Segundo o cara, estava pronto, ligamos o carro e agradecemos:
- Obrigado, cara.
- Obrigado não, eu vivo disso. – o mecânico retruca.
- Hum? – Percebemos que o golpe ainda não tinha acabado, mas nos fizemos de desentendidos.
- É dez pilas.
Chíamos, mas não adiantava mais, já tinhamos criado penas e bicos de pato. No fim, pagamos o maldito mecânico e seu veredito from hell.

Seguimos viagem, desta vez, "voando" entre surreais 40km/h e 60km/h e parando "apenas" de 1h em 1h, um verdadeiro progresso.


Já de noite, aproximadamente 1h de Pelotas o ponteiro da gasolina cai drasticamente. Eu havia advertido que seria necessário abastecer, mas o Guri preferiu passar o posto e abastecer no próximo. Detalhe é que não havia próximo. "Seguramos" com os olhos o maldito ponteiro e finalmente chegamos (com várias horas de atraso) em Pelotas. Todos os sensatos que utilizaram o ônibus já estavam lá. Só faltava a gente mesmo.

Jogamos toda a noite. Uma mistura de teatro e jogo. No fim era um grande pretexto pra conhecer pessoas e dar beijos em pescoços desavisados. Perto de amanhecer, fizeram uma ULTRA propaganda de um café que eles costumavam todos ir depois dos jogos. Aceitamos a idéia, cafés são legais e, no caso de Pelotas, deveria ser algo de estilo antigo, como toda a cidade.

Andamos bastante a pé, e chegamos no dito café. Decepção total, era uma lanchonete que servia café expresso. Só isso. E eu estava sentindo uma estranha dor nos olhos, provavelmente por causa das lentes de contato estarem há muito tempo nos meus olhos.
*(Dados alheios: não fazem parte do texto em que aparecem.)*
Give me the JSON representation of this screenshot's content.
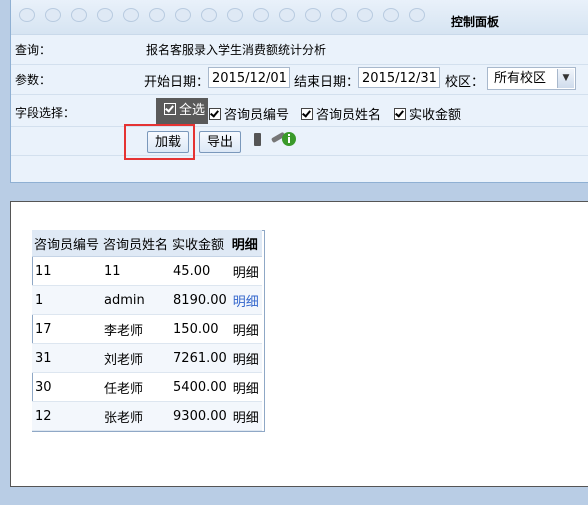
{
  "panel": {
    "title": "控制面板"
  },
  "query": {
    "label": "查询：",
    "value": "报名客服录入学生消费额统计分析"
  },
  "params": {
    "label": "参数：",
    "start_label": "开始日期：",
    "start_value": "2015/12/01",
    "end_label": "结束日期：",
    "end_value": "2015/12/31",
    "campus_label": "校区：",
    "campus_value": "所有校区"
  },
  "fields": {
    "label": "字段选择：",
    "select_all": "全选",
    "options": [
      "咨询员编号",
      "咨询员姓名",
      "实收金额"
    ]
  },
  "actions": {
    "load": "加载",
    "export": "导出"
  },
  "table": {
    "headers": [
      "咨询员编号",
      "咨询员姓名",
      "实收金额",
      "明细"
    ],
    "rows": [
      [
        "11",
        "11",
        "45.00",
        "明细"
      ],
      [
        "1",
        "admin",
        "8190.00",
        "明细"
      ],
      [
        "17",
        "李老师",
        "150.00",
        "明细"
      ],
      [
        "31",
        "刘老师",
        "7261.00",
        "明细"
      ],
      [
        "30",
        "任老师",
        "5400.00",
        "明细"
      ],
      [
        "12",
        "张老师",
        "9300.00",
        "明细"
      ]
    ]
  },
  "colors": {
    "highlight": "#e53333",
    "link": "#3366cc"
  }
}
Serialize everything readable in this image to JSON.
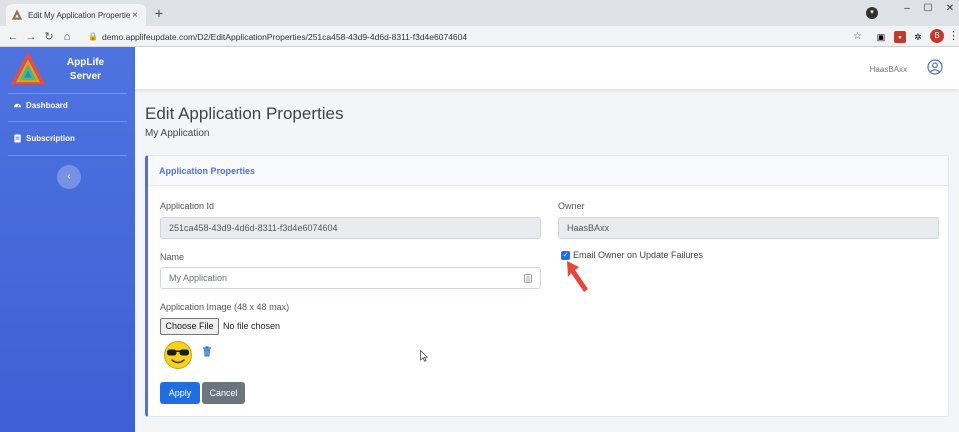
{
  "browser": {
    "tab_title": "Edit My Application Properties",
    "tab_close": "×",
    "new_tab": "+",
    "url": "demo.applifeupdate.com/D2/EditApplicationProperties/251ca458-43d9-4d6d-8311-f3d4e6074604",
    "window_controls": {
      "minimize": "–",
      "maximize": "☐",
      "close": "✕"
    },
    "profile_initial": "B"
  },
  "sidebar": {
    "brand_line1": "AppLife",
    "brand_line2": "Server",
    "items": [
      {
        "label": "Dashboard",
        "icon": "dashboard-icon"
      },
      {
        "label": "Subscription",
        "icon": "subscription-icon"
      }
    ],
    "collapse_glyph": "‹"
  },
  "topbar": {
    "user_name": "HaasBAxx"
  },
  "page": {
    "title": "Edit Application Properties",
    "subtitle": "My Application"
  },
  "card": {
    "header": "Application Properties",
    "app_id_label": "Application Id",
    "app_id_value": "251ca458-43d9-4d6d-8311-f3d4e6074604",
    "owner_label": "Owner",
    "owner_value": "HaasBAxx",
    "name_label": "Name",
    "name_value": "My Application",
    "email_owner_label": "Email Owner on Update Failures",
    "email_owner_checked": true,
    "image_label": "Application Image (48 x 48 max)",
    "choose_file_label": "Choose File",
    "no_file_label": "No file chosen",
    "apply_label": "Apply",
    "cancel_label": "Cancel"
  },
  "colors": {
    "sidebar": "#4e73df",
    "primary_button": "#1f6fe0",
    "secondary_button": "#6c757d",
    "annotation_arrow": "#e8453c"
  }
}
Dormimos na casa do Maurício Tremere, um gordão de uns 2 metros, mais de 100kg e todo esse espaço recheado de simpatia. A Guria, que não jogava, ficou lá, trancada com milhares de mosquitos maiores que um olho e um velho, o vô do Maurício, que acorda no meio da noite para cuspir, pelo menos é o que parece, talvez fosse algum ritual voodoo ou algo do gênero. Jamais saberemos. Velhotes são misteriosos.

No outro dia nos preparamos pra voltar. Na saída da cidade abastecemos o fucão, compramos uns refrifgerantes e tiramos as últimas fotos. Finalmente voltando para casa. Depois de uns 25 minutos de estrada percebemos algo errado. E desta vez não era com o carro, mas com o motorista. Sim, estávamos indo pro lado errado, rumo a Rio Grande, volta tudo, se perde um pouquinho em Pelotas e voltamos a nosso rumo normal. Meus olhos ardiam cada vez mais, mesmo eu estando sem lentes.

O carro continuava com problemas o que nos fazia rir de toda forma sobre "o veredito" da bobina. Sendo que a solução de todos os problemas do fucão estava na pequena bobina (Bosch, que fique bem claro). Quebrou o vidro? Troca a bobina! Furou o pneu? Bobina, claro! Acabou a gasolina? Nada melhor que uma bobina nova pra resolver todos os problemas.

Em uma das inevitáveis paradas do carro, todos descemos do carro, olhamos um pra cara do outro e não seguramos: começamos a rir desesperadamente, gargalhadas eram ouvidas no asfalto, apontavamos um para o outro e não dava pra segurar a piada. Eramos patos de carteirinha, mas patos audaciosos, talvez até mesmo poderiamos ser chamados "os patos que estiveram onde nenhum outro jamais esteve". Bem, depois de cerca de 15 minutos de risadas, voltamos ao carro e seguimos viagem.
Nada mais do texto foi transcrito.